38 points | by philipisik a day ago ago

6 comments

Terretta a day ago
Making this plug and play is fantastic, and the live "editor types" demo on tiptap.dev is spectacularly convincing.
So, say a data-privacy conscious prospect is interested a click up from the editor, considers the service, and pokes around. Can't find anywhere clarifying how you cannot even if you are ordered to by warrant see a customer's documents content. You have a sample app for legal; that type of client is going to care about this.
Also not readily seeing how security or auth actually works. Requests over TLS are sufficient for the "end to end military grade encryption" type marketing claims; every site with HTTPS or an S3-type storage can make the same claims about encryption in motion and encryption at rest. That relies on transport and provider. It's more interesting if the content is encrypted against you as the provider, like Apple's Advanced Data Protection for iCloud-stored content (e.g. Messages, Reminders, Bookmarks, iCloud Drive, Notes, Voice Memos…).
Any time a SaaS is asking a firm to keep all their documents on or run them through the SaaS, the data protection story should be stronger than this present security page.
Even Cybersecurity & Infrastructure Security Agency (CISA) might randomly write passwords into a notes document…
Alternatively, say HIPAA and etc. shouldn't be on it yet, and talk about when that is on the roadmap. But security story is generally best when baked into design from start.
[-]
- philipisik a day ago
  I can definitely see your point for SaaS hosted documents, which, to some extent, applies to a lot of startup cloud services, and that's exactly why we open-sourced Hocuspocus: so you can host it yourself :)
youngbum 20 hours ago
Huge fan of Hocuspocus. Congrats on the new release and grateful for your efforts.
We have been using Hocuspocus to sync multiple users in our form builder editor (https://walla.my), and they were very reliable and sturdy. We not only write descriptions with TipTap but also sync the fields and logic itself.
Actually, the previous version was eligible to build and deploy with Bun though. We did also try to deploy them on Cloudflare infrastructure but… as you know, Cloudflare workers were not built for Hocuspocus. We also tried Cloudflare Containers, but they weren’t as reliable as just spinning up a small VM.

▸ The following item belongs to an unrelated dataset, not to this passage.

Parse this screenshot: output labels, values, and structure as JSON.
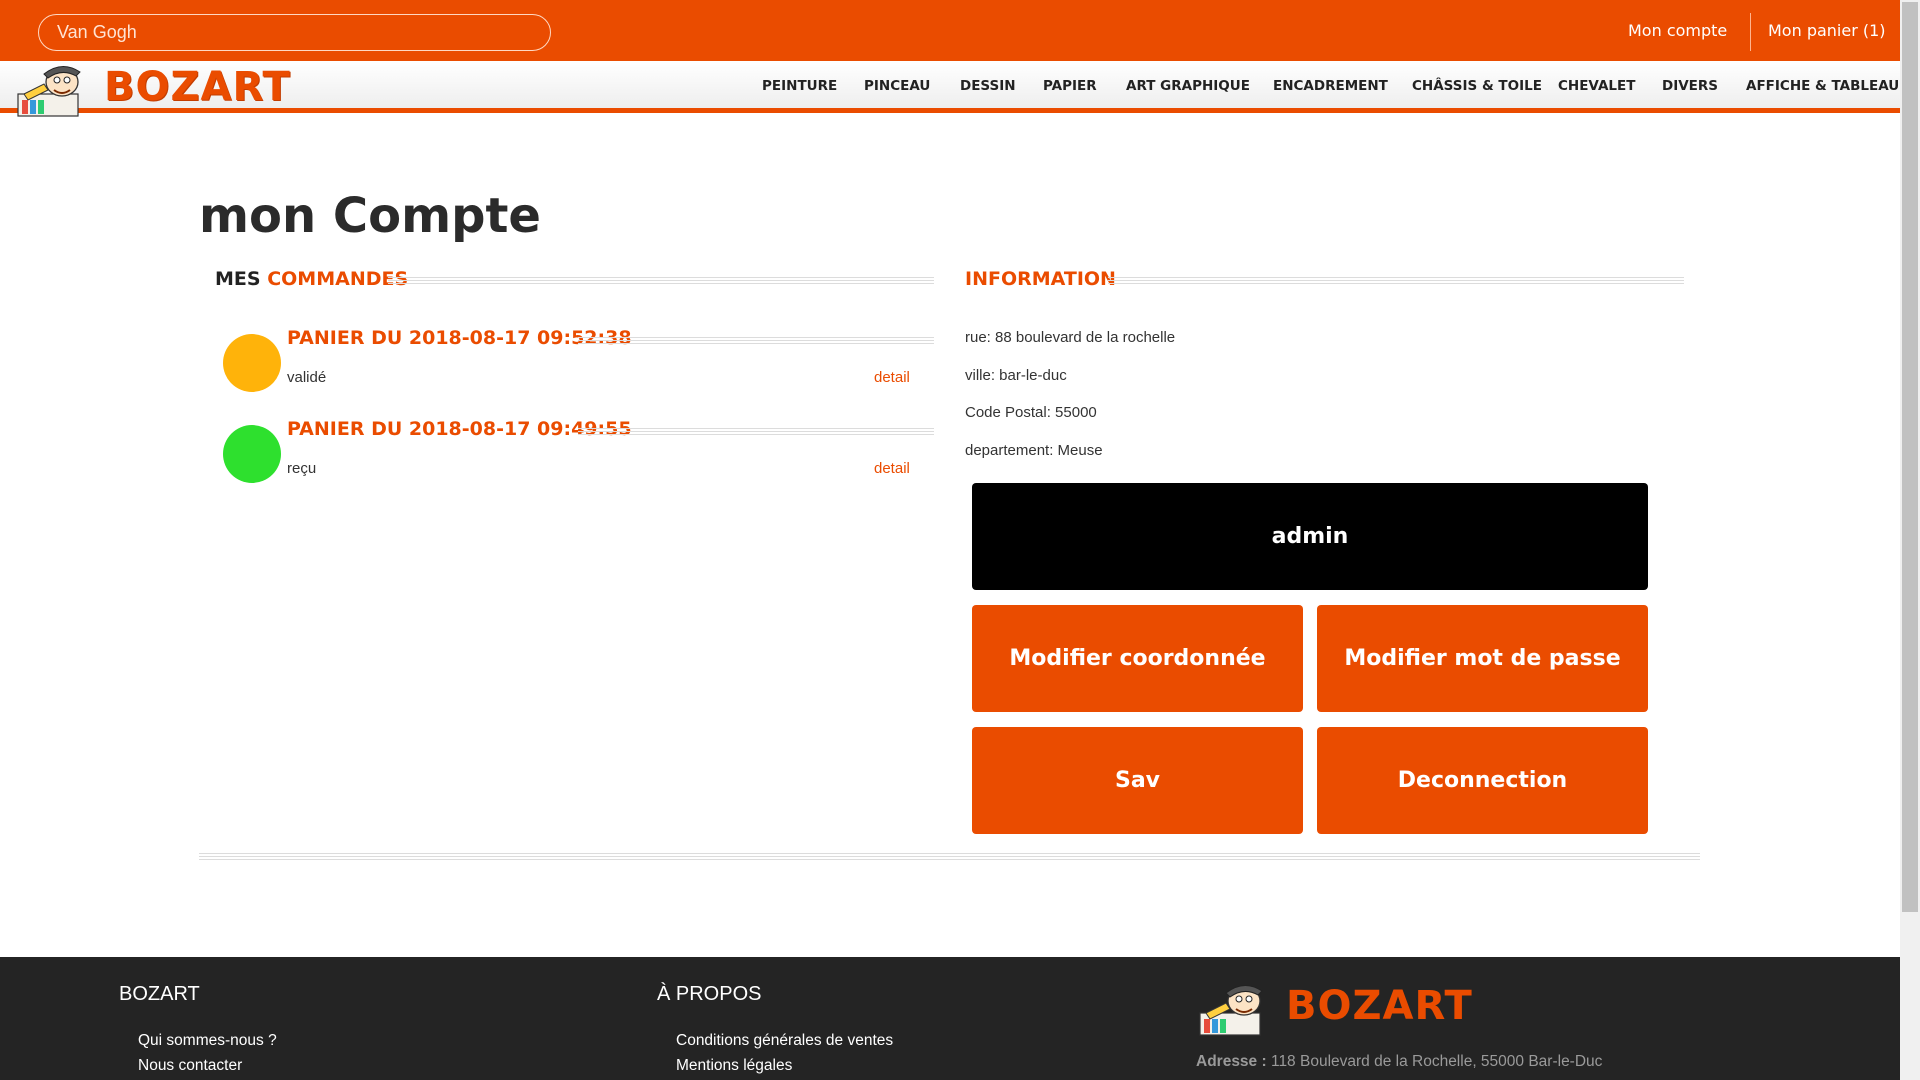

1vCPU and 1GB RAM were enough to synchronize about 3,000 users.
One small claim is the yjs ecosystem itself. The docs are fragmented, and the nature of y”JS”, locks the whole code into Javascript infrastructure. Hocuspocus might have well ported into more secure and memory-safe, faster infra, modern stacks like Go or Rust if yjs compatible were in other languages.
Anyways, great work and we will definitely take a look at the new release. Again, thanks for sharing.
[-]
- philipisik 14 hours ago
  Awesome to hear you're using Hocuspocus in production! Yjs can indeed be hard to understand well, but when used together with Tiptap it's as easy as adding an extension to your editor :-) We're running Hocuspocus in small docker containers in swarm clusters, which makes it super cheap to run.
curtisblaine a day ago
When I try to do this kind of thing with y.js in a non-trivial way I always battle against two issues and ultimately quit because they're really hard to do efficiently:
1) Materializing documents. Assuming you don't have "live" yjs documents and you only merge diffs with diffUpdate, when one or more user are connected, it's always worth to have the blob in RAM to quickly merge diffs in it and save it periodically; when the usages of a document go away, you save it for the last time and you "ice" it in long term storage, offloading from RAM. I typically use a LRU cache for that. The problem is when too many users are working on too many docs and they all have to fit in RAM. How do you solve that?
2) GC. Again, assuming you don't have live documents but you only merge diffs, those blobs need to be garbage collected to compact them after a while iirc (if the doc is live it's done automatically). This normally is a periodic process that eventually GCs all documents in turn, one after the other. If you handle that, how do you manage to not make your server essentially unpredictable when it comes to compacting big blobs? GC'ing takes a toll on your CPU, and not GC-ing takes a toll on your RAM and secondary storage.
[-]
- philipisik 14 hours ago
  Interesting. What kind of content do you store in the ydoc? We're mostly working with text-based documents and don't really have any kind of performance or storage issues. Yjs documents are, if created well, both really fast and small. Hocuspocus easily handles >25k concurrent user connections on single instances without any real scaling effort.